It Doesn't Stay the Same

It Doesn't Stay the Same
Million Dead – 2000trees – Withington – 11 July 2025. Photo: Snaprockandpop

Have you ever noticed yourself losing your taste for something you thought you liked while you are in the middle of experiencing it? Example: I liked the album Harmony No Harmony by Million Dead. What was wrong with it? I like wild guitars and drums going nuts and a guy singing and often yelling what could be wrong with it. When I put it on I felt the warmth of uncritical familiarity. It was energetic enough to affect my mood and it made me want to play a guitar loud. It was something nice to listen to while I drove to my bad workplace or while I swept my splintering hardwood floor. Or at least it used to be.

3 months ago I put that album on in the apartment and my beautiful girlfriend comes in from the other room and says to me, "Who is this? It kind of sucks." And in the moment I inhaled to begin saying, "Shut up no it doesn't, (my beautiful) swine (who I love so much please marry me)," I felt the feeling go. I suddenly began listening to it with ears unveiled from the warm, forgiving blanket of familiarity. Damn, Frank Turner's lyrics aren't great on this. The leg bone is connected to the foot bone? Why are the drums so clean and far back in the mix? They're so separated from the guitars that also aren't particularly blowing my ass off like I thought they just were. I listened on, the flavor of this thing I liked souring in my mouth.

One might say, "you just felt like that cause you got embarrassed," or, "you are a coward, easily swayed," or, "you should just listen to their first album, they broke up after the second one and maybe you can hear why." And to all of that I say: maybe a little yeah; maybe a lot yeah; dude I'm listening to A Song to Ruin right now and it's awesome, and I heard they broke up cause the bassist and guitarist haaated Frank and the drummer like they were all onstage every night seething before they finally ended the whole thing.

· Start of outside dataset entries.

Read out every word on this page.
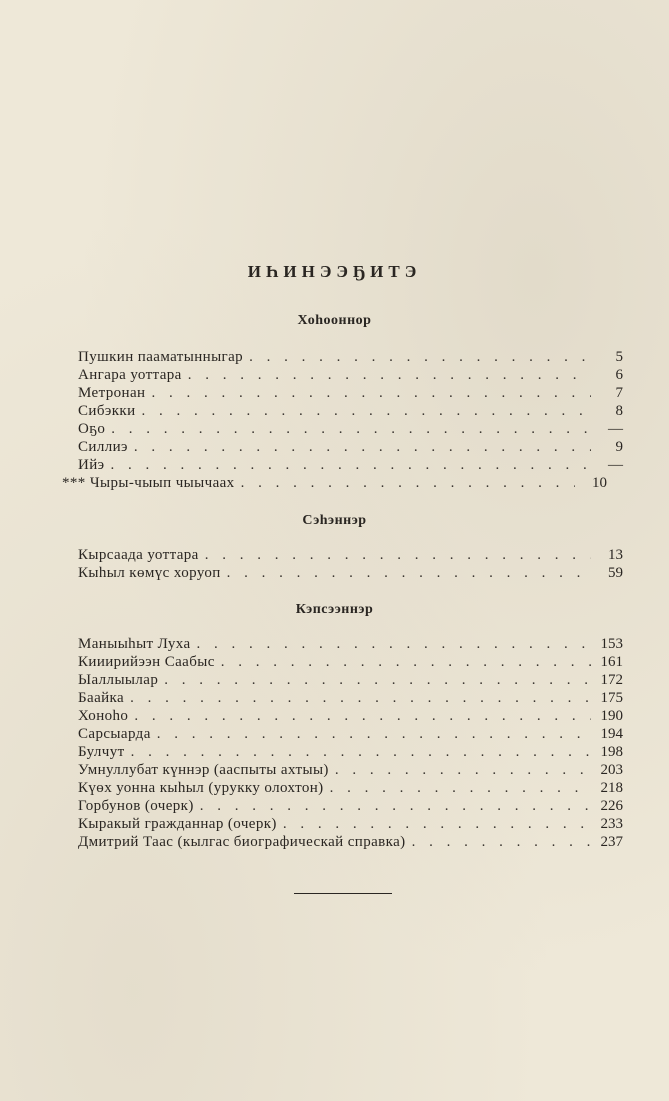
ИҺИНЭЭҔИТЭ
Хоһооннор
Пушкин пааматынныгар . . .	5
Ангара уоттара . . .	6
Метронан . . .	7
Сибэкки . . .	8
Оҕо . . .	—
Силлиэ . . .	9
Ийэ . . .	—
*** Чыры-чыып чыычаах . . .	10
Сэһэннэр
Кырсаада уоттара . . .	13
Кыһыл көмүс хоруоп . . .	59
Кэпсээннэр
Маныыһыт Луха . . .	153
Кииирийээн Саабыс . . .	161
Ыаллыылар . . .	172
Баайка . . .	175
Хоноһо . . .	190
Сарсыарда . . .	194
Булчут . . .	198
Умнуллубат күннэр (аaспыты ахтыы) . . .	203
Күөх уонна кыһыл (урукку олохтон) . . .	218
Горбунов (очерк) . . .	226
Кыракый гражданнар (очерк) . . .	233
Дмитрий Таас (кылгас биографическай справка) . . .	237
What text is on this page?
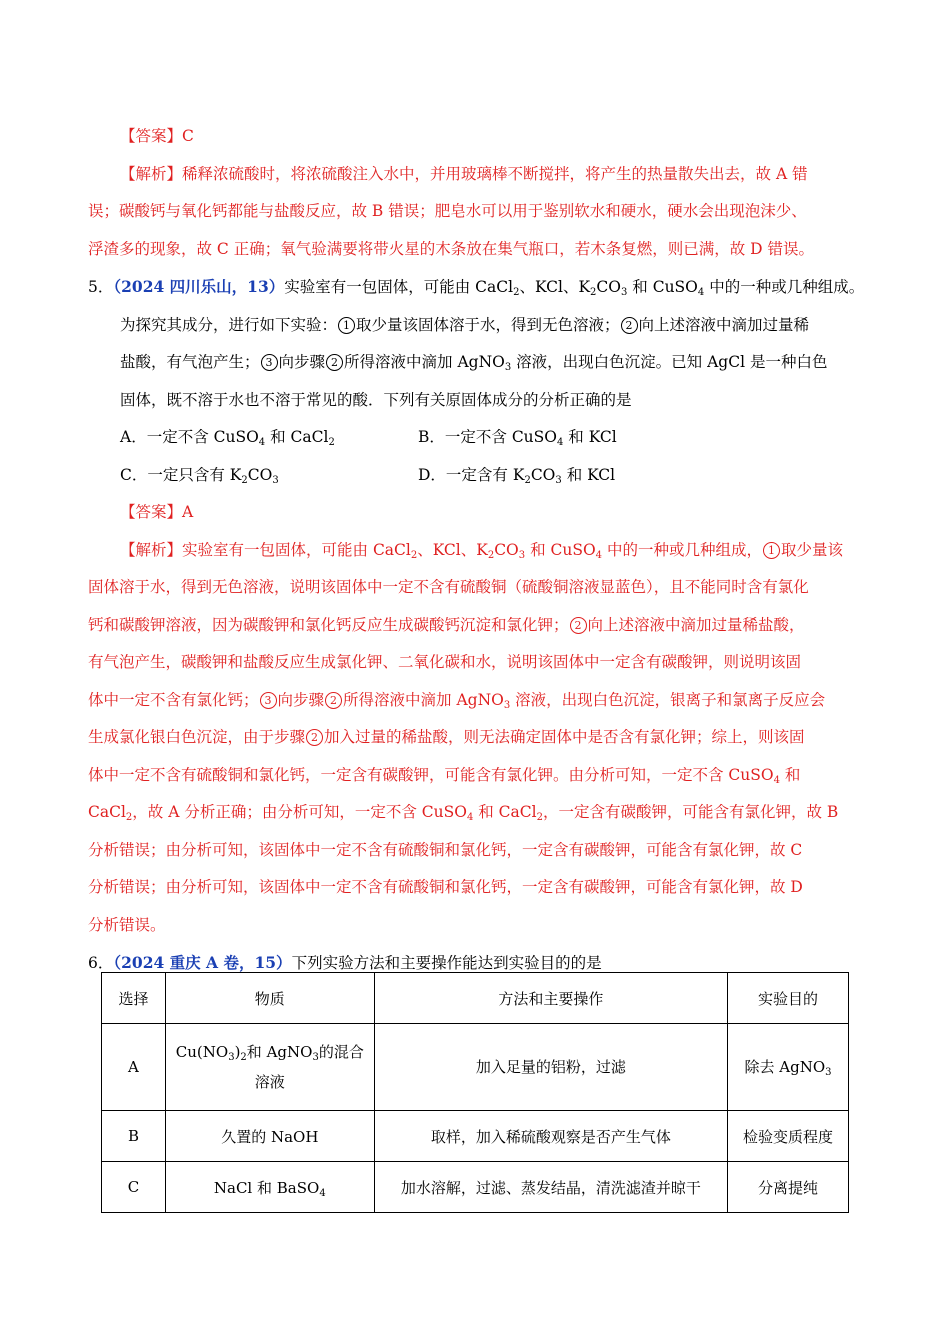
【答案】C

【解析】稀释浓硫酸时，将浓硫酸注入水中，并用玻璃棒不断搅拌，将产生的热量散失出去，故 A 错

误；碳酸钙与氧化钙都能与盐酸反应，故 B 错误；肥皂水可以用于鉴别软水和硬水，硬水会出现泡沫少、

浮渣多的现象，故 C 正确；氧气验满要将带火星的木条放在集气瓶口，若木条复燃，则已满，故 D 错误。

5．（2024 四川乐山，13）实验室有一包固体，可能由 CaCl$_2$、KCl、$K_2CO_3$ 和 CuSO$_4$ 中的一种或几种组成。

为探究其成分，进行如下实验： 1 取少量该固体溶于水，得到无色溶液； 2 向上述溶液中滴加过量稀

盐酸，有气泡产生； 3 向步骤 2 所得溶液中滴加 AgNO$_3$ 溶液，出现白色沉淀。已知 AgCl 是一种白色

固体，既不溶于水也不溶于常见的酸．下列有关原固体成分的分析正确的是

A．一定不含 CuSO$_4$ 和 CaCl$_2$	B．一定不含 CuSO$_4$ 和 KCl
C．一定只含有 $K_2CO_3$	D．一定含有 $K_2CO_3$ 和 KCl

【答案】A

【解析】实验室有一包固体，可能由 CaCl$_2$、KCl、$K_2CO_3$ 和 CuSO$_4$ 中的一种或几种组成， 1 取少量该

固体溶于水，得到无色溶液，说明该固体中一定不含有硫酸铜（硫酸铜溶液显蓝色），且不能同时含有氯化

钙和碳酸钾溶液，因为碳酸钾和氯化钙反应生成碳酸钙沉淀和氯化钾； 2 向上述溶液中滴加过量稀盐酸，

有气泡产生，碳酸钾和盐酸反应生成氯化钾、二氧化碳和水，说明该固体中一定含有碳酸钾，则说明该固

体中一定不含有氯化钙； 3 向步骤 2 所得溶液中滴加 AgNO$_3$ 溶液，出现白色沉淀，银离子和氯离子反应会

生成氯化银白色沉淀，由于步骤 2 加入过量的稀盐酸，则无法确定固体中是否含有氯化钾；综上，则该固

体中一定不含有硫酸铜和氯化钙，一定含有碳酸钾，可能含有氯化钾。由分析可知，一定不含 CuSO$_4$ 和

CaCl$_2$，故 A 分析正确；由分析可知，一定不含 CuSO$_4$ 和 CaCl$_2$，一定含有碳酸钾，可能含有氯化钾，故 B

分析错误；由分析可知，该固体中一定不含有硫酸铜和氯化钙，一定含有碳酸钾，可能含有氯化钾，故 C

分析错误；由分析可知，该固体中一定不含有硫酸铜和氯化钙，一定含有碳酸钾，可能含有氯化钾，故 D

分析错误。

6．（2024 重庆 A 卷，15）下列实验方法和主要操作能达到实验目的的是

选择	物质	方法和主要操作	实验目的
A	$Cu(NO_3)_2$和 AgNO$_3$的混合
溶液	加入足量的铝粉，过滤	除去 AgNO$_3$
B	久置的 NaOH	取样，加入稀硫酸观察是否产生气体	检验变质程度
C	NaCl 和 BaSO$_4$	加水溶解，过滤、蒸发结晶，清洗滤渣并晾干	分离提纯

These four in a van match the political intensity of pre-WWI Europe

This draining-out feeling happened again while I was listening to Bjork (Vespertine, her vocal delivery just started to hit me like hearing a car alarm out on the street at 10pm), Godflesh (A World Lit Only by Fire, it used to get me hype but now it feels the same as reading the news on twitter), and latter-day Black Moth Super Rainbow (Panic Blooms, Thomas Fec, if you're reading this I love you and I will help you choose the 10 good songs out of the 16 you are putting on these albums). All of this stuff I used to like, but something in my taste has changed, and with these albums in particular I have caught it changing in real time.

I don't think there's a particular lesson here beyond time causes things to change, and how many times am I gonna learn that lesson? I look at pictures of my mom when I was a kid and I feel a distant, shrieking ache in my gut. The good news is there are 1 million bands making 1 million music and there is always something else beautiful to discover after losing something you once loved.


Rhodri Davies - Telyn Rawn (2020)
One Welsh guy and one harp, the texture of this album is like looking at sped up footage of prairie land.

The Bee Gees - Main Course (1975)
Me and Maxine and Loren have band practice on Saturdays. Listening to this album in the car together was the musical highlight of last month for me.

Variété - Variété (1993)
A couple years ago I was trying to understand what "coldwave" music was and who was in the canon. I forgot most of what I learned because it was boring but I did find this band from Poland. The album is long and kind of drags on but my god the first few songs kick so much ass. Loren says the bass tone at the start of the first track, "Should be illegal."


I got stuck in traffic a lot on my way home from work recently. I had my little Canon S60 with me and I got curious about making something interesting happen from inside my car:

My technique for shooting in was to hit it without looking while holding the camera on my shoulder pointing out the driver's side window or sticking my arm straight out to take shots out the passenger side. Unsurprisingly, most of the pics are blurry, badly composed, or both. The stuff that sings to me, though, really feels worth taking 75 bad pictures to get to. It also feels good to make something while stuck out on the road in the dark.